It has been several weeks since the last time I did a DB roundup, (it was epic).
We have been busy, and getting some great and productive stuff done.
- Upgraded the databases behind our critical bouncer application.
- Put the bouncer databases into puppet.
- Started a regular run of pt-table-checksum on the bouncer, addons and support databases, complete with monitoring using our updated version of PalominoDB’s check_table_checksums Nagios check.
- Updated data in the datazilla database
- Eliminated one of our legacy puppet MySQL modules.
- Started using pt-config-diff to see differences between MySQL’s running configuration and its configuration file. Right now we are e-mailing if there is a difference, but the next step is to make it into a Nagios check.
- Created a database for an internal repository related to desktop encryption.
- Updated our developer tools master/master cluster to use auto_increment_increment and auto_increment_offset properly, via puppet.
- Added a new node to the graphs database. Also added the nodes for the panda board project.
- Debugged a problem with the plugin check databases due to our Kohana ORM issuing unnecessary SHOW COLUMNS queries upon every connection.
- Completed the cleanup of the MySQL and PostgreSQL ACL’s to ensure there were no legacy ACL’s from our data center move.
- Gave Selena and Paula (a metrics dashboard implementer) access to Postgres databases, as well as access for a django role account.
- We have dealt with two of our backup systems starting to run out of space, so we are spinning up new VMs to accommodate the increased disk footprint.

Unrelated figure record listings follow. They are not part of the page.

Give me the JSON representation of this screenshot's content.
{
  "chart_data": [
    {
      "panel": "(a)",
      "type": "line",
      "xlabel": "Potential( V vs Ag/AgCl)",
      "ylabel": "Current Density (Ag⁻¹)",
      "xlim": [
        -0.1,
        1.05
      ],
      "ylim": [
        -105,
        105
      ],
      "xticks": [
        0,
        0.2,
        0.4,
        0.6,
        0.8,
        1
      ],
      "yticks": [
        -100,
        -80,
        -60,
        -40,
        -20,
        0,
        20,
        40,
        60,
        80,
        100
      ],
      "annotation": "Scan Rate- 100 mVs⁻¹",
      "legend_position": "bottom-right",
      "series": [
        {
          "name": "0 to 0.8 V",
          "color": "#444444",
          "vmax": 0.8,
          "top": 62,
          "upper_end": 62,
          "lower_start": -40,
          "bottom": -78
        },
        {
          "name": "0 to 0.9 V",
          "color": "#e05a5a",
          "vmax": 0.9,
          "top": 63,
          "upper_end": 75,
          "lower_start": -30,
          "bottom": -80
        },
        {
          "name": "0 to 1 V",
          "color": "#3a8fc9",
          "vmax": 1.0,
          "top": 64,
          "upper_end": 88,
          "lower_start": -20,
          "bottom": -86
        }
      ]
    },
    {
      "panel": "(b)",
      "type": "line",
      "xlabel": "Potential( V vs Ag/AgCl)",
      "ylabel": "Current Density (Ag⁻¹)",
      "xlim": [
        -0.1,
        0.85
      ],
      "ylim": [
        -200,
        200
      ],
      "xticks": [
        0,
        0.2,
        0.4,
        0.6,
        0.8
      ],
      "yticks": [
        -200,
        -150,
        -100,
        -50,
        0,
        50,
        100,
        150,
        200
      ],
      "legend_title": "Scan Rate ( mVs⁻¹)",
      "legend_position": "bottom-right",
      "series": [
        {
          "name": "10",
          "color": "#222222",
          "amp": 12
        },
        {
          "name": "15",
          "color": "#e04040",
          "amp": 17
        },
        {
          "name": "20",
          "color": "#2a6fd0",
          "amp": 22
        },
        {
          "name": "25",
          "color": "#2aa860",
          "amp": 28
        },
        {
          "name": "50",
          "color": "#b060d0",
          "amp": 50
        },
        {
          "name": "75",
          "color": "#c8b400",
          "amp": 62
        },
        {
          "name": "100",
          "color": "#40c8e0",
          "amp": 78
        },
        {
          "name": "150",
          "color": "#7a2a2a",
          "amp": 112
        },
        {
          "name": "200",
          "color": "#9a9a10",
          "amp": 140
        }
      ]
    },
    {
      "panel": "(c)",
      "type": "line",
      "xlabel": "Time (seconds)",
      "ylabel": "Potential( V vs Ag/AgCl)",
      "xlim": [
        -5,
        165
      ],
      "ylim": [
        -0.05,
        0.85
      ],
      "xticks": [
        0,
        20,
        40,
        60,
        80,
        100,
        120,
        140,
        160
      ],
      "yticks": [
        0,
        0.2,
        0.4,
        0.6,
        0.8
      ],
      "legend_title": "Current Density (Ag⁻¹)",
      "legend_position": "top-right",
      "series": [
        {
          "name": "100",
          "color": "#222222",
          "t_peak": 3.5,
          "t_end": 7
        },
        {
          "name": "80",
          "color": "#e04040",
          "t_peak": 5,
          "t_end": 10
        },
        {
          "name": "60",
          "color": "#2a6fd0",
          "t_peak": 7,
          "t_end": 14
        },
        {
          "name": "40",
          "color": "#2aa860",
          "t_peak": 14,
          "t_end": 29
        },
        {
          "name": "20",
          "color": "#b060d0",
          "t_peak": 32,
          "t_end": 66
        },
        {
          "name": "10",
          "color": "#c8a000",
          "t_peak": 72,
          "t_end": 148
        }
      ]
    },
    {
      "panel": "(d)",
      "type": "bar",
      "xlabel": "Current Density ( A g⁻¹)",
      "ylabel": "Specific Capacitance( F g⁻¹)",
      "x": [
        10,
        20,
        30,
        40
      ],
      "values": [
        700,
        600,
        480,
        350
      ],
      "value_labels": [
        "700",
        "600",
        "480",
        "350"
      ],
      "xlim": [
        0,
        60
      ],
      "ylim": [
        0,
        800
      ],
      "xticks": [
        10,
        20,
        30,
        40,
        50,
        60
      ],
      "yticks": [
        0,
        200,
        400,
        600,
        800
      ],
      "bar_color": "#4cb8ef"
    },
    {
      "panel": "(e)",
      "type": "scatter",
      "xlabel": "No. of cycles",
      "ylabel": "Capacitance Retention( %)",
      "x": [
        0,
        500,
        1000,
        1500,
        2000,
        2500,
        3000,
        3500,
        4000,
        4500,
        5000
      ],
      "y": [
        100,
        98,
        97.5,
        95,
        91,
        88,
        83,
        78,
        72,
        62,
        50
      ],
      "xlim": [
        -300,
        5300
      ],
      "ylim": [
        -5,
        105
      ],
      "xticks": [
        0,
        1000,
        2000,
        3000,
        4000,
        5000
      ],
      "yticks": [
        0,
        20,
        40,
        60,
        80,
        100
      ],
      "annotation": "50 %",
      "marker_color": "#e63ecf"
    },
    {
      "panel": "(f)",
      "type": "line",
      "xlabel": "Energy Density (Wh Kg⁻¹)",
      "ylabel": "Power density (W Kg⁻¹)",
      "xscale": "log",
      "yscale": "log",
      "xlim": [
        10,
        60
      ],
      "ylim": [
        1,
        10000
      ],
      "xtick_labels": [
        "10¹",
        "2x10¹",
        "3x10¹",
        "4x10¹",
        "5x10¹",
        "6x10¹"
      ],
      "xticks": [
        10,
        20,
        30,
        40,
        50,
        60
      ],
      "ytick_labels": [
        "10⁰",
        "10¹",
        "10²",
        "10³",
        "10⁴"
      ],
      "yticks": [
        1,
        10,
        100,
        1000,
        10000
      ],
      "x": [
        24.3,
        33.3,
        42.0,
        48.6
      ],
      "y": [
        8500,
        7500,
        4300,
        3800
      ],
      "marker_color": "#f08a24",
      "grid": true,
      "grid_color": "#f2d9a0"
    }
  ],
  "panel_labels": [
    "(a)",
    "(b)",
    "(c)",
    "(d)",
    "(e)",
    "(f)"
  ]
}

- Done our quarterly crash-stats purge.
- Applied a fix to all our postgres databases that corrected a possible data corruption issue.
- Created a database and users for the moztrap test case system.
- Increased max_allowed_packet on the Bugzilla databases when a mass update of 500 bugs caused the application to display the “Got a packet bigger than ‘max_allowed_packet’ bytes” error.
- Manually refreshed the graphs staging database with production data.
- Fixed a bug in a script that caused a file to copy over the script itself.
- Added an ACL in puppet in the crash-stats dev database.
- Ran a manual backfill on the crash-stats database when a weekly cron job failed.
- Added an index to a table in Tinderbox pushlog in dev and production, so that data purges went more quickly.
- Completed upgrading drivers for all of our fusion IO SSD’s to make our SSDs faster with MySQL.
- Upgraded our stage database to MySQL 5.1, and converted it to be innodb_file_per_table (almost everything else in the Mozilla ecosystem is innodb_file_per_table).
- Did our monthly Tinderbox pushlog purge (sadly we use foreign keys so we cannot use partitioning and automation here).
- Upgraded half of the webdev database cluster to MySQL 5.1 and put it under puppet control.
- Created an external database for our Vidyo installation to use, and imported data from our existing embedded Vidyo database.
- Put the checksumming wrapper script into puppet, which has made it much easier to deploy checksumming to more systems.
- Resynced a slave cluster of addons that is only used for checking versions. Ran into a tricky problem with puppet where each of the replicate_wild_do_table and replicate_do_table options had to be done separately in the my.cnf, such as:
But we solved the tricky config problem and made an array that gets split into individual entries. Yay puppet!
- Also resync’d the addons staging cluster.
- Fixed some problems with malformed UTF-8 in a few Bugzilla bugs.
- Lowered the innodb_buffer_pool_size on a cluster so the cluster was not continually swapping.
- Retired “Rock Your Firefox” (no link needed, it’s retired!)
- Added permissions to the new Bugzilla fields for metrics.
- Removed over 9,000 buildbot builds from a MySQL-based scheduling queue that had gotten stale.
- Started to create documentation that is linked from Nagios alerts to better streamline our responses to pages. Particularly actionable steps our site reliability engineers (SRE’s, who are oncall) can specifically do until a DBA can get to a terminal.
- Dealt with interesting undo log corruption on our dev database cluster, which caused a large number of tables have the interesting characteristic that while they could be read from and written to, they could not be dropped (and some could be truncated, others could not be truncated).
- Worked on getting the Percona Toolkit installed on our puppetized machines.
I have tomorrow off for some personal fun (a sheep and wool festival), so I figured I would publish this today, lest I go another week without publishing this!